Simultaneous, I continually work with the disclosed phenomena in relation to the study of people with low back pain, heart disease and stroke. In these studies, I work together with reseachers that complement my qualitative approach with quantitative research in order to benefit from the mix of methods. Further, intervention research can broaden and disseminate the influence of research results from the exploration of the patient perspective faster than by publication alone. Therefore, I have expanded the research field to include intervention research. I am currently working with the following research groups aimed at different kinds of rehabilitation:

People with spinal cord injuries

The focus here is on the characteristics of the life situation of patients and people with spinal cord injuries in order to understand their need for support.

- The work is conducted in collaboration with senior researcher Bodil Bjørnshave Noe, Associate Professor Merete Bjerrum and PhD-student Randi Steensgaard. The idea PhD project is inspired by and based on my own PhD study. This is an intervention study with the working title: ”Towards a meaningful life after Spinal Cord Injury – rehabilitation based on patient participation”.

People with low back pain

The low back pain patients’ experiences of the health professional intervention are explored in order to achieve understanding of the effective parts. 

- The work is conducted in collaboration with Professor Niels Buus, Associate Professor, Physiotherapist Thomas Maribo, Psychologist Birgitte Gonge, MD Birgit Schiøtz-Christensen, MD, PhD Poul Frost & MD, PhD Lone Donbæk Jensen.

People with heart disease

In relation to heart patients with circulatory impairment, I am contributing to an on-going intervention study with an interview section with the aim of gaining insight into the patient experience in order to improve professional intervention.

-The work is conducted in collaboration with Senior Researcher, Associate Professor Sussie Laustsen & Senior Researcher, Associate Professor Annemette Krintel Petersen, clinical professor Vibeke Hjortdal and PhD-student Marie Veje Knudsen. The working title of the study is “Effect of Multidisciplinary Cardiac Tele-rehabilitation”.

The relatives’ perspective

Exploring the relatives' situation and role has become part of the research. This is because the relatives’ interplay and experiences are very important, both in terms of helping the patient, and because the relatives themselves are often in a particularly vulnerable situation. The relatives' situations and roles are therefore under on-going exploration.

-The work is conducted in collaboration with Professor Torben Bæk Hansen, Professor Ingrid Egerod, and PhD-student Anne Højager Nielsen. The working title of the study: “Dairies for critical ill patients written by relative: the meaning for the patient and the relatives and the effect in relation to the development of symptoms of posttraumatic stress”.
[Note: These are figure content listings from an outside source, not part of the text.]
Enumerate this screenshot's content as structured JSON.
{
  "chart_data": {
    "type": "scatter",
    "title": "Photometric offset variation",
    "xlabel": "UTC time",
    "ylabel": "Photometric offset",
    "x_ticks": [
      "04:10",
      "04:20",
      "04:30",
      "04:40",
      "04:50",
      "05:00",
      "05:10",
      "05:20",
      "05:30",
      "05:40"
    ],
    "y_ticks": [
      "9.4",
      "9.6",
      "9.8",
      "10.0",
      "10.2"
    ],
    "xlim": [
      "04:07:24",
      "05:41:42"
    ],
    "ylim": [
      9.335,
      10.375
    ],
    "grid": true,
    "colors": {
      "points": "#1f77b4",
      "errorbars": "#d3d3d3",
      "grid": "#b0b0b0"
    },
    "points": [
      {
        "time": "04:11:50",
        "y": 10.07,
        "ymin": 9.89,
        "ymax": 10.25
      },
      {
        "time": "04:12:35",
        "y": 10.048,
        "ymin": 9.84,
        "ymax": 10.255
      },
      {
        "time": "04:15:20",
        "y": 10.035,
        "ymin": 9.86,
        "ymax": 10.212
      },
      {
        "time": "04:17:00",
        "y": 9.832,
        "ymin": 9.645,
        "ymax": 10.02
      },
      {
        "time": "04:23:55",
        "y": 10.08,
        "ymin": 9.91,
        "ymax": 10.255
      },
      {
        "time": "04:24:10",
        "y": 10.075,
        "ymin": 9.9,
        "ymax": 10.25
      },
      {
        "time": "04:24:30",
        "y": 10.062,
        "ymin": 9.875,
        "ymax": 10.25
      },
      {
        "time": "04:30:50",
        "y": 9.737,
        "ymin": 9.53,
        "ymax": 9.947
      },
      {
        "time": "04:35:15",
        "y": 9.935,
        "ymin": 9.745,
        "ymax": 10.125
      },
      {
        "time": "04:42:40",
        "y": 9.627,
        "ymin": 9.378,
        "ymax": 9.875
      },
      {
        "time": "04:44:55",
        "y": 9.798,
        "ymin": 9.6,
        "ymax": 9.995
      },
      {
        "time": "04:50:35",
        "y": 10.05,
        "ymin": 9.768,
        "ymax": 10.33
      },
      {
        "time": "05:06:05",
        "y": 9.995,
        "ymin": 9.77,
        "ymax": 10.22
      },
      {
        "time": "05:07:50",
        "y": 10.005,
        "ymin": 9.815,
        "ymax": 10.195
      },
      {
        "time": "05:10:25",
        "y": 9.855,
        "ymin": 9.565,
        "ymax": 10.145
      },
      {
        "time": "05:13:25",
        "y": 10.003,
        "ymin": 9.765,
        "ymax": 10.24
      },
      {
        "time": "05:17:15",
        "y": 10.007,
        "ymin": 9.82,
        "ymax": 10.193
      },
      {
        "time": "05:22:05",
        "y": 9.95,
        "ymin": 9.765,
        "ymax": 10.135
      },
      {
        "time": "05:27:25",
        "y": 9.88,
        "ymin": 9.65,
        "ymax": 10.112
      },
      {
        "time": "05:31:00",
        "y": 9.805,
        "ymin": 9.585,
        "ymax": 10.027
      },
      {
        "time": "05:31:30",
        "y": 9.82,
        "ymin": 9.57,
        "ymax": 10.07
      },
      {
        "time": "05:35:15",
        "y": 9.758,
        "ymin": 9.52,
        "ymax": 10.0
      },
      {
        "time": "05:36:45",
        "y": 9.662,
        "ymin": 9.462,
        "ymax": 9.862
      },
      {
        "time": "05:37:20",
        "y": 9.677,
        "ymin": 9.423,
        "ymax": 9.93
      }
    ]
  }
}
Vulnerability in patients and in nurses

The vulnerability becomes very clear when the spinal cord is injured; a duality between being vulnerable and strong appears. The attitude of others is very important in this situation. This has led to a multi-annual study of also the nurse’s vulnerability

- Professor Sofrid Vatne is my main collaborator.

Health and nursing care in primary health care

As nursing continues increasingly to be practised in primary health care, I aim to make a contribution in the form of participation in an international research project designed to test the effect of a nursing intervention on patient psychosocial health after stroke. This study builds on the other research to which I also have contributed.

- The work is conducted in collaboration with Senior Researcher Lena Aadal Senior Researcher Bodil Bjørnshave Noe Associate Professor Thomas Maribo, and Professor Marit Kirkevold in charge of the Norwegian research group conducting the multi centre study ”Promoting psychosocial well-being following stroke”.

 

The interrelation between the projects

The projects illustrate the complexity of the meeting between the person with the health issue and the optimal health professional intervention. Central is the human existence and promotion thereof when illness and accident changes life. The relation between the projects provides synergy and optimise the contribution to promote research and research based nursing.